2. High Opt-out Rate
alert: HighOptOutRate
expr: rate(dnp_user_opt_outs_total[1h]) > 0.1
for: 10m
labels:
severity: warning
annotations:
summary: "High user opt-out rate"
description: "Opt-out rate is {{ $value }} users/hour"
SLO Definitions
Service Level Objectives
1. Notification Delivery SLO
- Target: 99.5% success rate
- Measurement: Successful notifications / Total notifications
- Time Window: 30 days
- Error Budget: 0.5%
2. Performance SLO
- Target: 95% of fetches complete within 3 seconds
- Measurement: Fetch duration percentiles
- Time Window: 7 days
- Error Budget: 5%
3. Availability SLO
- Target: 99.9% uptime
- Measurement: Plugin health endpoint availability
- Time Window: 30 days
- Error Budget: 0.1%
Log Analysis
Structured Log Patterns
1. Error Analysis
# Find all errors in the last hour
grep "DNP-.*-FAILURE" /var/log/timesafari/daily-notification.log | \
jq -r '.timestamp, .eventCode, .message' | \
head -20
2. Performance Analysis
# Find slow operations
grep "DNP-FETCH-START\|DNP-FETCH-SUCCESS" /var/log/timesafari/daily-notification.log | \
jq -r 'select(.duration > 5000) | .timestamp, .duration, .message'
3. User Behavior Analysis
# Analyze user interactions
grep "DNP-USER-\|DNP-PERMISSION-" /var/log/timesafari/daily-notification.log | \
jq -r '.timestamp, .eventCode, .data.userId' | \
sort | uniq -c
Monitoring Best Practices
1. Log Retention
- Structured Logs: Retain for 30 days
- Error Logs: Retain for 90 days
- Performance Logs: Retain for 7 days
- User Interaction Logs: Retain for 1 year (with privacy compliance)
2. Metric Collection
- High-frequency metrics: Collect every 30 seconds
- Medium-frequency metrics: Collect every 5 minutes
- Low-frequency metrics: Collect every 1 hour
- User metrics: Collect on-demand
3. Alert Tuning
- Start with conservative thresholds
- Adjust based on historical data
- Use different severity levels
- Implement alert fatigue prevention
4. Dashboard Design
- Keep dashboards focused and actionable
- Use consistent color schemes
- Include context and annotations
- Regular review and updates
Integration Examples
Grafana Dashboard JSON
{
"dashboard": {
"title": "TimeSafari Daily Notification Plugin",
"panels": [
{
"title": "Notification Success Rate",
"type": "stat",
"targets": [
{
"expr": "(sum(rate(dnp_notifications_success_total[24h])) / sum(rate(dnp_notifications_total[24h]))) * 100"
}
]
}
]
}
}
Prometheus Recording Rules
groups:
- name: timesafari_daily_notification
rules:
- record: dnp:notification_success_rate
expr: (sum(rate(dnp_notifications_success_total[5m])) / sum(rate(dnp_notifications_total[5m]))) * 100
- record: dnp:fetch_duration_avg
expr: avg_over_time(dnp_fetch_duration_seconds[5m])
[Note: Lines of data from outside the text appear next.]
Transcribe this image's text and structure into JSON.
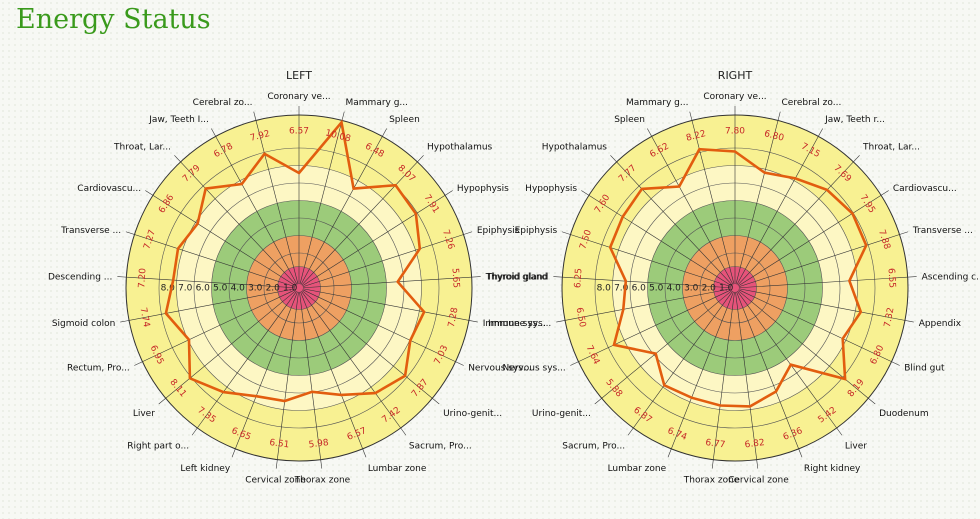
{
  "page": {
    "title": "Energy Status"
  },
  "chart_data": [
    {
      "type": "radar",
      "title": "LEFT",
      "scale_labels": [
        "8.0",
        "7.0",
        "6.0",
        "5.0",
        "4.0",
        "3.0",
        "2.0",
        "1.0"
      ],
      "zone_colors": [
        "#f8f192",
        "#fdf7c4",
        "#9ccb7a",
        "#eea062",
        "#e6537a"
      ],
      "series_color": "#e25d0f",
      "axes": [
        "Coronary ve...",
        "Mammary g...",
        "Spleen",
        "Hypothalamus",
        "Hypophysis",
        "Epiphysis",
        "Thyroid gland",
        "Immune sys...",
        "Nervous sys...",
        "Urino-genit...",
        "Sacrum, Pro...",
        "Lumbar zone",
        "Thorax zone",
        "Cervical zone",
        "Left kidney",
        "Right part o...",
        "Liver",
        "Rectum, Pro...",
        "Sigmoid colon",
        "Descending ...",
        "Transverse ...",
        "Cardiovascu...",
        "Throat, Lar...",
        "Jaw, Teeth I...",
        "Cerebral zo..."
      ],
      "values": [
        6.57,
        10.08,
        6.48,
        8.07,
        7.91,
        7.26,
        5.65,
        7.28,
        7.03,
        7.87,
        7.42,
        6.57,
        5.98,
        6.51,
        6.65,
        7.35,
        8.11,
        6.95,
        7.74,
        7.2,
        7.27,
        6.86,
        7.79,
        6.78,
        7.92
      ]
    },
    {
      "type": "radar",
      "title": "RIGHT",
      "scale_labels": [
        "8.0",
        "7.0",
        "6.0",
        "5.0",
        "4.0",
        "3.0",
        "2.0",
        "1.0"
      ],
      "zone_colors": [
        "#f8f192",
        "#fdf7c4",
        "#9ccb7a",
        "#eea062",
        "#e6537a"
      ],
      "series_color": "#e25d0f",
      "axes": [
        "Coronary ve...",
        "Cerebral zo...",
        "Jaw, Teeth r...",
        "Throat, Lar...",
        "Cardiovascu...",
        "Transverse ...",
        "Ascending c...",
        "Appendix",
        "Blind gut",
        "Duodenum",
        "Liver",
        "Right kidney",
        "Cervical zone",
        "Thorax zone",
        "Lumbar zone",
        "Sacrum, Pro...",
        "Urino-genit...",
        "Nervous sys...",
        "Immune sys...",
        "Thyroid gland",
        "Epiphysis",
        "Hypophysis",
        "Hypothalamus",
        "Spleen",
        "Mammary g..."
      ],
      "values": [
        7.8,
        6.8,
        7.15,
        7.69,
        7.95,
        7.88,
        6.55,
        7.32,
        6.8,
        8.19,
        5.42,
        6.36,
        6.82,
        6.77,
        6.74,
        6.87,
        5.88,
        7.64,
        6.5,
        6.25,
        7.5,
        7.6,
        7.77,
        6.62,
        8.22
      ]
    }
  ]
}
- record: dnp:user_opt_out_rate
expr: (sum(rate(dnp_user_opt_outs_total[1h])) / sum(rate(dnp_user_interactions_total[1h]))) * 100
Troubleshooting Guide
Common Issues and Queries
1. High Error Rate
# Check recent errors
curl -s "http://localhost:9090/api/v1/query?query=rate(dnp_errors_total[5m])" | jq
2. Performance Issues
# Check fetch performance
curl -s "http://localhost:9090/api/v1/query?query=avg_over_time(dnp_fetch_duration_seconds[10m])" | jq
3. User Engagement Issues
# Check user metrics
curl -s "http://localhost:9090/api/v1/query?query=rate(dnp_user_opt_outs_total[1h])" | jq
Privacy and Compliance
Data Retention
- User interaction logs: 1 year maximum
- Performance metrics: 90 days maximum
- Error logs: 30 days maximum
- Personal data: Redacted or anonymized
GDPR Compliance
- User consent: Tracked and logged
- Data portability: Export capabilities
- Right to deletion: Automated cleanup
- Privacy by design: Built into observability system
Note: These dashboards and queries should be customized based on your specific monitoring infrastructure and requirements. Regular review and updates are recommended to ensure they remain relevant and actionable.